During the show, a woman from the audience yelled out that she wanted to sing with Taking Back Sunday. They invited her up, and she led “New American Classic” with enormous support from the crowd. Even Mascherino appeared to genuinely enjoy the moment.
By the end of Taking Back Sunday’s set, the crowd was a lot more enthusiastic and happy, and judging by the large number of people suddenly wearing Taking Back Sunday shirts, the new tone in the attendees was not a coincidence.
“It was a good show,” said Alex Pazirandeh, junior computer science major. “I like hearing their new songs.” His favorite song was “Cute Without the ‘E.'”
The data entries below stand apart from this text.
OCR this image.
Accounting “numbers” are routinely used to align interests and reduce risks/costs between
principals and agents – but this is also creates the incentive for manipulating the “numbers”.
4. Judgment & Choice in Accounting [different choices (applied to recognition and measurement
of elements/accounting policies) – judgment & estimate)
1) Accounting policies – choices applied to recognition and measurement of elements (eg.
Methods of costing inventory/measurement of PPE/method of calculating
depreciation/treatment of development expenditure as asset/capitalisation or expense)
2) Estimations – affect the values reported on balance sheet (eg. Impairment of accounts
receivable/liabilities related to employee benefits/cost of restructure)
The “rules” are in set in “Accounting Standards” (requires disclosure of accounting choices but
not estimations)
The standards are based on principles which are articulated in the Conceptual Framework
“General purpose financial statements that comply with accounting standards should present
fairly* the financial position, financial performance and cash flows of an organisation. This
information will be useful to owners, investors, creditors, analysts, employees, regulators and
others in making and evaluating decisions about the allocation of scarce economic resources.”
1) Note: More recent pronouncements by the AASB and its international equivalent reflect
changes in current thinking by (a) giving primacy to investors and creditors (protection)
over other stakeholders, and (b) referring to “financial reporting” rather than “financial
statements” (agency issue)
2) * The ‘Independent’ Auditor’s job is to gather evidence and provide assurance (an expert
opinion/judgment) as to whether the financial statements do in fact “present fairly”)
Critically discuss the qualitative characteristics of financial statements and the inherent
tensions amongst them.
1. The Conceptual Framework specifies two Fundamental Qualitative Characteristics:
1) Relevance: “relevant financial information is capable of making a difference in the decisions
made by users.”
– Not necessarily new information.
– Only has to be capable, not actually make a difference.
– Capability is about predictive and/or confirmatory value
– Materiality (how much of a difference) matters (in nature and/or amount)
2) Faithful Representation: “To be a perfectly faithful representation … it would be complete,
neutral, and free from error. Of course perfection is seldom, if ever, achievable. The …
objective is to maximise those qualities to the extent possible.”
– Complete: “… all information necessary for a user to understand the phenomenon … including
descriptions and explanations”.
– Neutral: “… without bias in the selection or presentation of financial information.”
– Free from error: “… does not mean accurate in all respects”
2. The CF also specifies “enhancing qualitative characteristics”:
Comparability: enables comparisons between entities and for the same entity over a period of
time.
Not long after Taking Back Sunday left the stage, Jimmy Eat World came on to finish it up.
The crowd went berserk, and all the students on the outskirts of center stage came rushing up as Jimmy Eat World stepped out to play.
Jim Adkins, Zach Lind, Rick Burch, and Tom Linton put on a great show. Nobody was disappointed with their music. I saw everybody having a good time one way or another, from the shirtless men in the pit, to the little 3-year-old girl marching to the drum beat.
Where Jimmy Eat World certainly excelled in memorable songs and superior music quality, they lacked in stage performance. Taking Back Sunday was so completely off the wall with their choreography, whereas the Jimmy Eat World members just stood in one place while they played.
That didn’t discourage me from getting in the middle of all the pitting action though. I ran in barefoot and joined the die-hards in a little bit of elbow swinging.
Jimmy Eat World by far earned the best reception. Everybody screamed for them to come back on after their set was finished.
“Jimmy Eat World is one of my favorite bands, but I’m disappointed they didn’t play an encore,” said Desmond Ortega, senior broadcast journalism major.
Despite the much lower turnout than expected (about 2,500 people attended, compared with the 8,000-10,000 that were planned for), the event still drew a larger audience than in previous years.
“I think it’s pretty big, because we have two bands that are big among a lot of people,” said A.S. President Cara Keith. She said last year, the only big band was The Ataris, but this time there were two big names involved.
One KROQ worker compared the small show to having a big band play in your backyard.
The show was great. Everybody played well and the show was successful enough to compel 2,500 people to ditch their moms on mother’s day and spend the afternoon at CSUN.